"Nous sommes prêts à un cessez-le-feu à condition que nos frères dans les villes de l'ouest puissent s'exprimer librement et que les forces (pro-Kadhafi) qui assiègent nos villes se retirent", a déclaré M. Abdeljalil, chef du Conseil national de transition (CNT).
Lors d'une conférence de presse à Benghazi (est), M. Abdeljalil a toutefois précisé que l'objectif des rebelles restait le renversement du régime du colonel Kadhafi, au pouvoir depuis près de 42 ans.

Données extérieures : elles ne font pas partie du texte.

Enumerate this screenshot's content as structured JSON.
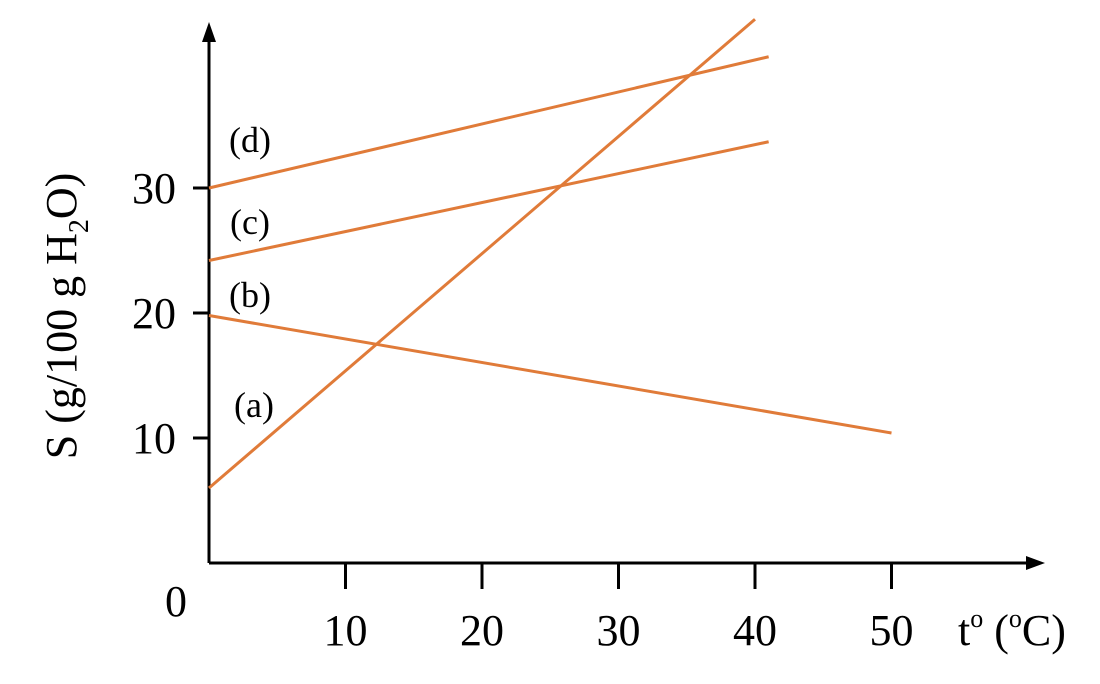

"L'objectif de la révolution est la libération de la Libye, l'unification de son territoire avec Tripoli comme capitale", a-t-il affirmé.
Il a semblé revenir sur de précédentes déclarations de responsables de la rébellion exigeant que M. Kadhafi soit traduit en la justice. "Notre principale exigence est le départ de Mouammar Kadhafi et de ses fils de Libye", s'est borné à déclarer le responsable des rebelles.
M. Abdeljalil s'exprimait peu après une rencontre avec l'envoyé spécial de l'ONU en Libye, le Jordanien Abdel Ilah Khatib.
M. Khatib a expliqué que la question d'un éventuel cessez-le-feu entre rebelles et forces loyalistes avait été abordée lors de ses discussions avec les responsables de la rébellion.
Il a déclaré avoir également rencontré jeudi à Tripoli de hauts responsables du régime libyen pour les appeler à respecter un cessez-le-feu et autoriser l'entrée d'aide humanitaire dans le pays.
"Nous ne voulons pas d'une annonce de cessez-le-feu, nous voulons un vrai cessez-le-feu", qui soit "crédible, effectif et vérifiable", a-t-il insisté lors de cette même conférence de presse. Le régime libyen a déjà plusieurs fois annoncé un cessez-le-feu qui n'a jamais été respecté.
Les grandes puissances occidentales cherchent une solution politique plutôt que militaire au conflit en Libye.